Les méthodes traditionnelles de synthèse d’images naturelles, notamment les images créées par les réseaux antagonistes génératifs (GAN), présentent quelques faiblesses lorsqu’il s’agit d’entraîner un modèle à synthétiser des échantillons de haute qualité à partir de données complexes et à haute résolution. C’est pourquoi les experts de Google Research se sont tournés vers ce que l’on appelle les modèles de diffusion, qui affichent une meilleure stabilité lors de la phase d’apprentissage et permettent de générer des échantillons d’images (et d’audio) de qualité.
Les modèles de diffusion fonctionnent en corrompant les données d’apprentissage : ils ajoutent du bruit gaussien progressivement, puis effacent lentement les détails des données jusqu’à ce qu’elles deviennent du bruit pur ; enfin, ils forment un réseau de neurones pour inverser ce processus de corruption. L’exécution de ce processus de corruption inversé synthétise les données à partir du bruit pur, en les débruitant progressivement jusqu’à ce qu’un échantillon « propre » soit produit.
C’est ainsi que fonctionne l’algorithme SR3 développé par Google : il ajoute du bruit ou de l’imprévisibilité à une image, puis inverse le processus — un peu à la manière dont un éditeur d’images tenterait d’affiner vos photos de vacances. Ainsi, à partir d’une série de calculs reposant sur une large base de données d’images, SR3 est capable d’imaginer à quoi ressemble une version haute résolution d’une photo de faible qualité. Le logiciel fournit des résultats de super-résolution impressionnants, tant pour des photos de visage que pour des images naturelles, lors de la mise à l’échelle à des résolutions de 4 à 8 fois celle de l’image basse résolution d’entrée.
Des modèles « en cascade » pour améliorer la qualité de l’agrandissement
Les chercheurs précisent en outre que ces modèles de super-résolution peuvent être utilisés en cascade pour augmenter le facteur d’échelle de super-résolution effectif — ce qui consiste, par exemple, à empiler un modèle de super-résolution de visage de 64×64 vers 256×256 et de 256×256 vers 1024×1024, afin d’effectuer une tâche de super-résolution de 64×64 vers 1024×1024.

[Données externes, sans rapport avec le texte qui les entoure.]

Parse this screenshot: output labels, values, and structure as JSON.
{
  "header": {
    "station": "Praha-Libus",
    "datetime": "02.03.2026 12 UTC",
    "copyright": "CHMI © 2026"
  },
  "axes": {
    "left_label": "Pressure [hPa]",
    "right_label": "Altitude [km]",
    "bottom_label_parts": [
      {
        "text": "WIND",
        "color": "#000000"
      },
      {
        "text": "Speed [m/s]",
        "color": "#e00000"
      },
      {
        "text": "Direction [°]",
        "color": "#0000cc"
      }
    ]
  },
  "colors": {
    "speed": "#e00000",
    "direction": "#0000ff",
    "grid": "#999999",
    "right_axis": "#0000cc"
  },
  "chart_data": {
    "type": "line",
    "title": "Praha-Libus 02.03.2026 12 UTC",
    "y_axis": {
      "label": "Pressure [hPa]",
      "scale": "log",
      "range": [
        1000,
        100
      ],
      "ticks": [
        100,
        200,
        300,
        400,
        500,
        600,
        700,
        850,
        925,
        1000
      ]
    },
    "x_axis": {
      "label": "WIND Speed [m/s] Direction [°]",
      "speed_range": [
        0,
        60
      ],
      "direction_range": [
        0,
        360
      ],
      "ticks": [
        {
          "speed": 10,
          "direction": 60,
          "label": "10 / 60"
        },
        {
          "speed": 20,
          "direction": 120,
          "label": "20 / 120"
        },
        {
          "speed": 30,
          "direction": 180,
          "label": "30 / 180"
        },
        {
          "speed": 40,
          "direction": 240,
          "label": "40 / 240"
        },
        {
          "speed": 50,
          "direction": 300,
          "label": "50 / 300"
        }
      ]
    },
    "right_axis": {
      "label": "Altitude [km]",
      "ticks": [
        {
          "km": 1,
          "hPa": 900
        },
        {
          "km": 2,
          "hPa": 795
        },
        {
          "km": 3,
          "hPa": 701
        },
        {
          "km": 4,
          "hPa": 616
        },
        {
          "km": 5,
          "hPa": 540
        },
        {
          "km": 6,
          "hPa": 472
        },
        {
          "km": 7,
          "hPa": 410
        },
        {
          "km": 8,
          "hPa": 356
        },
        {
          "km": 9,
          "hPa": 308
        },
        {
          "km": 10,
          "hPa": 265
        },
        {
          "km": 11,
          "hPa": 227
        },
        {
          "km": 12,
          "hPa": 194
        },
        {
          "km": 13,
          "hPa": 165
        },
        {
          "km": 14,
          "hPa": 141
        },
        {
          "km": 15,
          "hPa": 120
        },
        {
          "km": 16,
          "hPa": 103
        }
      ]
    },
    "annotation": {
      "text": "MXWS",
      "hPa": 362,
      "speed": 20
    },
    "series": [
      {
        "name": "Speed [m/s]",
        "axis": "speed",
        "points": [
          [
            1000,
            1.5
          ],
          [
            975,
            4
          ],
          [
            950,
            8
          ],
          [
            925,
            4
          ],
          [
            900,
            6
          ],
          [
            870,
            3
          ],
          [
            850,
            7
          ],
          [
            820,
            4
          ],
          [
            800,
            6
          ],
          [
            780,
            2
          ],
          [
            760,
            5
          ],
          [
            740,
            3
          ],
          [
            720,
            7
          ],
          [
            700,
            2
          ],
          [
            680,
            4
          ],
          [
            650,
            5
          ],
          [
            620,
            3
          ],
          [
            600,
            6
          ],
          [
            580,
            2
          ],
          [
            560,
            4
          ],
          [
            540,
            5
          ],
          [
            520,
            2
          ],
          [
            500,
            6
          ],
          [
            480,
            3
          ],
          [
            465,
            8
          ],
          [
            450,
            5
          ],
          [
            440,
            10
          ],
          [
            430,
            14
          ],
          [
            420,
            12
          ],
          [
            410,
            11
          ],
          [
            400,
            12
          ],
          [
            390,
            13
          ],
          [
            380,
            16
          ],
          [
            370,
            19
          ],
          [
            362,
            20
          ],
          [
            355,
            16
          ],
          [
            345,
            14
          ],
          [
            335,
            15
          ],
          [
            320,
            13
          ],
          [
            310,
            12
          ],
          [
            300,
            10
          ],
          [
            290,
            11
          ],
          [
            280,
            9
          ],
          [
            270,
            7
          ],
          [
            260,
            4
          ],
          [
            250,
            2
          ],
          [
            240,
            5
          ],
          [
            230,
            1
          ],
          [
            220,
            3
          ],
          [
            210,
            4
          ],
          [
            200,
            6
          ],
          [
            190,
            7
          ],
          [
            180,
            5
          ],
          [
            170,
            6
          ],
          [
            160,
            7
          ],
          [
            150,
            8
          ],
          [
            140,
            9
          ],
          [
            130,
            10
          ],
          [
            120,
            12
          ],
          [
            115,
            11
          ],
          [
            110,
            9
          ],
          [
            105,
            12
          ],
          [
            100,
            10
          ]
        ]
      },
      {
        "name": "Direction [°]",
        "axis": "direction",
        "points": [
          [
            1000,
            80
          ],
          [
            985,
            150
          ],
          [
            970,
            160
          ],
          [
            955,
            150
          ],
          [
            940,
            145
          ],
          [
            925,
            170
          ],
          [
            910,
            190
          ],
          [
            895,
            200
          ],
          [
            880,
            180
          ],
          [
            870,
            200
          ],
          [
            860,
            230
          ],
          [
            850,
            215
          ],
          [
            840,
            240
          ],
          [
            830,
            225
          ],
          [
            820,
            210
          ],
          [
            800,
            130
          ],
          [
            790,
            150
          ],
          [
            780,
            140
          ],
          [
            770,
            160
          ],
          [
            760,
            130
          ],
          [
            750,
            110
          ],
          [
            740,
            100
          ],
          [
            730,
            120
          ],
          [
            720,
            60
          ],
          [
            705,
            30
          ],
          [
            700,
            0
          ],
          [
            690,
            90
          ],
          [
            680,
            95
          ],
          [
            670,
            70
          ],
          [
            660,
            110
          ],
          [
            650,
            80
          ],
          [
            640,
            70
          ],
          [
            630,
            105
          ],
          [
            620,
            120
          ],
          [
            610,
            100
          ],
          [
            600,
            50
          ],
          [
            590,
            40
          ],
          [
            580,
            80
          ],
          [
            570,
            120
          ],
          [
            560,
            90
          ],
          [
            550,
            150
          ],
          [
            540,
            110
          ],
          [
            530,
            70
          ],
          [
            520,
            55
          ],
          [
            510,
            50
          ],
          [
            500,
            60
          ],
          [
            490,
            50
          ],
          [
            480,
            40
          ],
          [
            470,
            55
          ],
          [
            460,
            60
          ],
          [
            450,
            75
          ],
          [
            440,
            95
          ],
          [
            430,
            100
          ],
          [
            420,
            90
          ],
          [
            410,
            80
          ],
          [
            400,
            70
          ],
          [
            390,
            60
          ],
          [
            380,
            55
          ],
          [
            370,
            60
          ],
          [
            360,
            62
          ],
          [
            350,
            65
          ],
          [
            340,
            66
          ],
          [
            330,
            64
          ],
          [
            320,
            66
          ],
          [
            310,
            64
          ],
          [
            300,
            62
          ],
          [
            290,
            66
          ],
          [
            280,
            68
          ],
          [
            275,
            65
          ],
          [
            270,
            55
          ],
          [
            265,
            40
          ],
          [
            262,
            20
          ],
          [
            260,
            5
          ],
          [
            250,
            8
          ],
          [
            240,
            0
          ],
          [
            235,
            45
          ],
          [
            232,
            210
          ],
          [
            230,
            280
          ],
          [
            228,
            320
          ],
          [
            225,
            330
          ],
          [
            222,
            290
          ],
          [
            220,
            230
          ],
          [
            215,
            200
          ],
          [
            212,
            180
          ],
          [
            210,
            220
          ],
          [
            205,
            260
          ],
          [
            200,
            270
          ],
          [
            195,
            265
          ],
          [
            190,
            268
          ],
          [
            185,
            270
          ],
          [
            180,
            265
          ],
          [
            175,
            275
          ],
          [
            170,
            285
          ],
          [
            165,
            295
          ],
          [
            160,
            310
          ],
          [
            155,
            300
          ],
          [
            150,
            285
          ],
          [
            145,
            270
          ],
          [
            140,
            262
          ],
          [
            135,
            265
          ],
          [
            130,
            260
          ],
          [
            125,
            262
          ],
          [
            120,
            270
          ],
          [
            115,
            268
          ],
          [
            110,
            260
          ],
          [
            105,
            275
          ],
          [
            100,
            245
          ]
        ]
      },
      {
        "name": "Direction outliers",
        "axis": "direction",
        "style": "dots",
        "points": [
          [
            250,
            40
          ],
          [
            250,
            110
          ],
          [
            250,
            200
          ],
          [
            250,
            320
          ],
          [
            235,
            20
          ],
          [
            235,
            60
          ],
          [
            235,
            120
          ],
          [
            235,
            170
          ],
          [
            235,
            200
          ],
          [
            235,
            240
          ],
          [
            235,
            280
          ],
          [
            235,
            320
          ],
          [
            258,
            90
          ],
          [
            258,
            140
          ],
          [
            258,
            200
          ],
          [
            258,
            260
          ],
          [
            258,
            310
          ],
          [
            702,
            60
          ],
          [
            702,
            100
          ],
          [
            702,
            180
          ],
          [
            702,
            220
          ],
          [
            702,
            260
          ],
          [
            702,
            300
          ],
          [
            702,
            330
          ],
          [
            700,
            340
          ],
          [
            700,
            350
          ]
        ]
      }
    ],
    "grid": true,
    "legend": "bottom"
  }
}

Les Cascaded Diffusion Models (CDM) peuvent ainsi être vus comme des « pipelines » à travers lesquels les modèles de diffusion — y compris SR3 — peuvent être redirigés pour des mises à niveau de résolution d’image de haute qualité. Il prend en entrée les modèles d’amélioration et génère des images beaucoup plus grandes, avec une efficacité bien supérieure à celle des méthodes d’agrandissement actuelles. En plus d’inclure le modèle SR3 dans le pipeline, les chercheurs ont également introduit une nouvelle technique d’augmentation de données, appelée « augmentation de conditionnement », qui améliore encore les résultats de qualité d’échantillon de CDM.

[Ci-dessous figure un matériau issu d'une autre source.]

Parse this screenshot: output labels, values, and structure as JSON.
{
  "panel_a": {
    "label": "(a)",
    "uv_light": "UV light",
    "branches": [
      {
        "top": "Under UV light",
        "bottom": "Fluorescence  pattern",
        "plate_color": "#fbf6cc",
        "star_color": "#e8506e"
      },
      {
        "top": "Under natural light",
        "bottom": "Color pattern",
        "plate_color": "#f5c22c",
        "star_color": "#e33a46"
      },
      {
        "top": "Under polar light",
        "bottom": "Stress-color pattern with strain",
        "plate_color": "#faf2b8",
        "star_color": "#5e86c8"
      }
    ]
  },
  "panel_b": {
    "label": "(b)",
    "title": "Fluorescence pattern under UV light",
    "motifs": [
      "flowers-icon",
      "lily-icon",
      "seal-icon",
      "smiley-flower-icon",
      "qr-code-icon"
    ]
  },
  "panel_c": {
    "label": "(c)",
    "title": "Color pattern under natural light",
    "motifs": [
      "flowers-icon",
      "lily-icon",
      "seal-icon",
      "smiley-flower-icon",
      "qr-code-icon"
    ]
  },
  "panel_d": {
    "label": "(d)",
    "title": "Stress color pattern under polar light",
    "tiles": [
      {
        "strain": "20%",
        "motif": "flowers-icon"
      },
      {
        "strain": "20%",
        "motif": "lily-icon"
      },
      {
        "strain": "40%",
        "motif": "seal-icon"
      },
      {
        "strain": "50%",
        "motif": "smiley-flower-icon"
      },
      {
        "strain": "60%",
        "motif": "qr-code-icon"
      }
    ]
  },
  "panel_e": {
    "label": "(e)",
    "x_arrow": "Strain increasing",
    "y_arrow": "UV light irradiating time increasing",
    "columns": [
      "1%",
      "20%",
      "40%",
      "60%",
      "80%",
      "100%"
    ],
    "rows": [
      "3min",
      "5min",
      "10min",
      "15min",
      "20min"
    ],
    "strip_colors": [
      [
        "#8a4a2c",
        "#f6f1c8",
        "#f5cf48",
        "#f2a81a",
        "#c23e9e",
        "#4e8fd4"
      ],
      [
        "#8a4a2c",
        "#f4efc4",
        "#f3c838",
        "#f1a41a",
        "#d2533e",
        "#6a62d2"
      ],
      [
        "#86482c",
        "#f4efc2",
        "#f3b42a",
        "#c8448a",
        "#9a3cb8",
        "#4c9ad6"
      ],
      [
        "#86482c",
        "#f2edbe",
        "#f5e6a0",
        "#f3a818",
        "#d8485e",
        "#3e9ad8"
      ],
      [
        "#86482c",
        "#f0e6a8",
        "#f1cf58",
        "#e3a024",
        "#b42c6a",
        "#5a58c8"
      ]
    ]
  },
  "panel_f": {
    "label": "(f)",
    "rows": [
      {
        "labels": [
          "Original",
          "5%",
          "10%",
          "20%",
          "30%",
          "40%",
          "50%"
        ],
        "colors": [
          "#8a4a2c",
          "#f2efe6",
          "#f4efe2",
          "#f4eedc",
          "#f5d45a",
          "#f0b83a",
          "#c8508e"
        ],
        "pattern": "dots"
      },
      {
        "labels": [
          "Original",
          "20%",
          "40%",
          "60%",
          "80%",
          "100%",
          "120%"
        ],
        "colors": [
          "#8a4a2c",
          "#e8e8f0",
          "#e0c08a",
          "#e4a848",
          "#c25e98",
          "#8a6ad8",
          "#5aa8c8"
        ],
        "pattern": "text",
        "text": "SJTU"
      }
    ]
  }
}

Ce nouveau moteur d’IA a notamment été testé sur ImageNet, une gigantesque base de données d’images d’entraînement couramment utilisée pour la recherche sur la reconnaissance visuelle d’objets. Les images de visages humains générées par SR3 ont été confondues avec de vraies photos environ 50% du temps ; un résultat vraiment impressionnant, sachant qu’un algorithme est considéré comme parfait lorsqu’il atteint un taux de confusion de 50%, selon les chercheurs.
Google envisage d’aller encore plus loin avec ses nouveaux moteurs d’intelligence artificielle et les technologies associées, non seulement en matière de mise à l’échelle d’images de visages et d’autres objets naturels, mais également dans d’autres domaines de la modélisation des probabilités. « Nous sommes ravis de tester davantage les limites des modèles de diffusion pour une grande variété de problèmes de modélisation générative », concluent les chercheurs.